There seems to be a general agreement that privacy in Debian falls
short of the legal minimum requirements at least in the EU.

Even the exact scope of the problem is not clear.

Question to all candidates:

If elected, will you ask our Data Protection team and our GDPR lawyer to
jointly do a review of all handling of personal data in Debian regarding
GDPR compliance, and make the results of the review available to all

I'm not sure bringing in the lawyer as a first step is optimal, they are expensive and will probably tell us a lot of things we already know. IMHO it's better to do some initial groundwork, compile a list of issues that we need help on, and then take that to the lawyer for further input.

I can also think of some examples where we processed user data that you didn't mention.

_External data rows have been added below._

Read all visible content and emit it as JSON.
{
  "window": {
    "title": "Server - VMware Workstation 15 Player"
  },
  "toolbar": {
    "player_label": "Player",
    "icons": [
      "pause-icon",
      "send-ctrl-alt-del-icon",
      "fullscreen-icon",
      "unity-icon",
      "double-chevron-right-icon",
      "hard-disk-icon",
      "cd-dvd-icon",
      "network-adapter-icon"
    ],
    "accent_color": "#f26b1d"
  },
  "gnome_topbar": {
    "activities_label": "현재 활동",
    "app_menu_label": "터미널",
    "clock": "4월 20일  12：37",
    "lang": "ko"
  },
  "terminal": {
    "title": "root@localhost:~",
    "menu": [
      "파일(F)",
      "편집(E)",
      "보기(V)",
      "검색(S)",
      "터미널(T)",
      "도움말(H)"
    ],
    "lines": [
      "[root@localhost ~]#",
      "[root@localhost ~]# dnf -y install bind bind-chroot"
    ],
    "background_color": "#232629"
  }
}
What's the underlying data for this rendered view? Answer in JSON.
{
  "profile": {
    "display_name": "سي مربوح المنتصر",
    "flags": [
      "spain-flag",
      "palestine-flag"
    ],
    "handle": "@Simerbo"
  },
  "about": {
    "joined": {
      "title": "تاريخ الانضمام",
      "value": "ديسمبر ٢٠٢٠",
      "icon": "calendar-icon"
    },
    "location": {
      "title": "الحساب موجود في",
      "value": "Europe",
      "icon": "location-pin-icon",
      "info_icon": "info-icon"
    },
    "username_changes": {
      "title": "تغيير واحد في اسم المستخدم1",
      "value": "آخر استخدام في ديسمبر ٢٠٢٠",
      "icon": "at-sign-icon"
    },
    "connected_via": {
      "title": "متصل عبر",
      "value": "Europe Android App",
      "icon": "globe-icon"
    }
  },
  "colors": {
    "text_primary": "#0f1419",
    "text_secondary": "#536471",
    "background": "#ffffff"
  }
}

As one example, we used to use the DebConf wiki quite a bit to organize events, and those all got turned into static pages. People who signed up and provided information (potentially contact details, where they were at certain dates, etc) couldn't have possibly known that the data they entered would've been later archived as publicly accessible read-only material later on, well at least not by us.

So, I would appreciate it if the data protection team could look into all of the issues we know of in Debian, but I'd also like there to be a process where people can file issues with the data protection team. I'll admit I had to search a bit to find the data-protection email address, it doesn't seem to prominently feature anywhere on our website. But it would be great if it was clear that someone could file a bug with a tag, or whether they should use the data-protection alias, so that it's possible to file and keep track of data protection issues that need to be resolved.

So, I think it's more important to take care of known issues and low hanging fruit before getting a lawyer involved. I also think it's a good idea to make it easy to file issues as they are found, and would like to know if the Data Protection team has any ideas or if they would consider implementing anything like the above.